Books Published
Special Issue of Electronic Journal of Communication coming soon!
Megan Boler and Ted Gournelos, eds., “Irony and Politics: User-Producers, Parody, and Digital Publics,” (forthcoming September 2008) http://www.cios.org/www/ejcmain.htm
Just released! Digital Media and Democracy:Tactics in Hard Times (MIT Press, 2008)
http://mitpress.mit.edu/catalog/item/default.asp?ttype=2&tid=11464
(you can download Introduction for free as a PDF from the MIT link)
In an age of proliferating media and news sources, who has the power to define reality? Today, the “social web” - epitomized by blogs, viral videos, and YouTube - creates new pathways for truth to emerge and makes possible new tactics for media activism.

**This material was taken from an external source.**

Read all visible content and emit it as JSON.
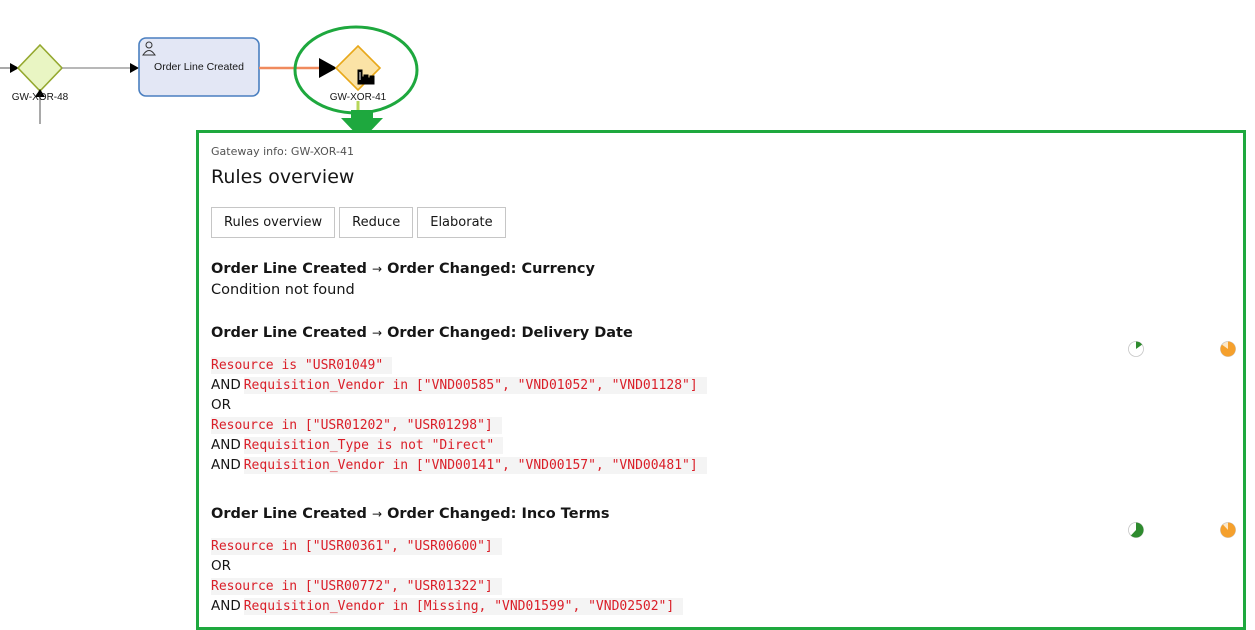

In Digital Media and Democracy: Tactics in Hard Times (MIT Press, 2008), leading scholars in media and communication studies, media activists, journalists, and artists explore the contradiction at the heart of the relationship between truth and power today: the fact that the radical democratization of knowledge and multiplication of sources and voices made possible by digital media coexists with the blatant falsification of information by political and corporate powers.
The book maps a new digital media landscape that features citizen journalism, The Daily Show, blogging, and alternative media. The contributors discuss broad questions of media and politics, offer nuanced analyses of change in journalism, and undertake detailed examinations of the use of web-based media in shaping political and social movements. The chapters include not only essays by noted media scholars but also interviews with such journalists and media activists as Amy Goodman of DemocracyNow!, Media Matters host Robert McChesney, and Hassan Ibrahim of Al Jazeera.
DEMOCRATIC DIALOGUE IN EDUCATION: TROUBLING SPEECH, DISTURBING SILENCE (2004)
Drawing from disciplines of philosophy, political theory, critical race theory, sociology, and feminist and post-structural studies, the essays in Democratic Dialogue in Education examine issues arising from the conceptualizing of hate speech, freedom of expression, speech codes and political correctness, and voice and agency. What are the limits of speech in classrooms, and how are classrooms distinct from other kinds of public space? How do we understand silence as well as speech within the field of cultural differences at play in educational spaces? Questions of social justice, equity, racial identities and sexual differences are central to the pedagogical philosophies and practices addressed by these diverse scholars.
FEELING POWER: EMOTIONS AND EDUCATION (1999)
In Feeling Power Emotions and Education (Routledge 1999) Megan Boler combines cultural history with ethical and multicultural analyses to explore how emotions have been disciplined, suppressed or ignored at all levels of education and educational theory. Feeling Power begins by charting the philosophies and practices developed over the last century to control social conflicts arising from gender, class and race. The book traces the development of progressive pedagogies from civil rights and women’s liberation movements, to the author’s recent studies of “emotional intelligence” and emotional literacy.” She concludes by outlining a “pedagogy of discomfort” that examines the empathy, fear and anger to negotiate ethics and difference. Drawing on the formulation of emotion as knowledge within feminist and poststructuralist theories, Boler develops a unique theory of emotion missing from contemporary philosophical and theoretical discourses.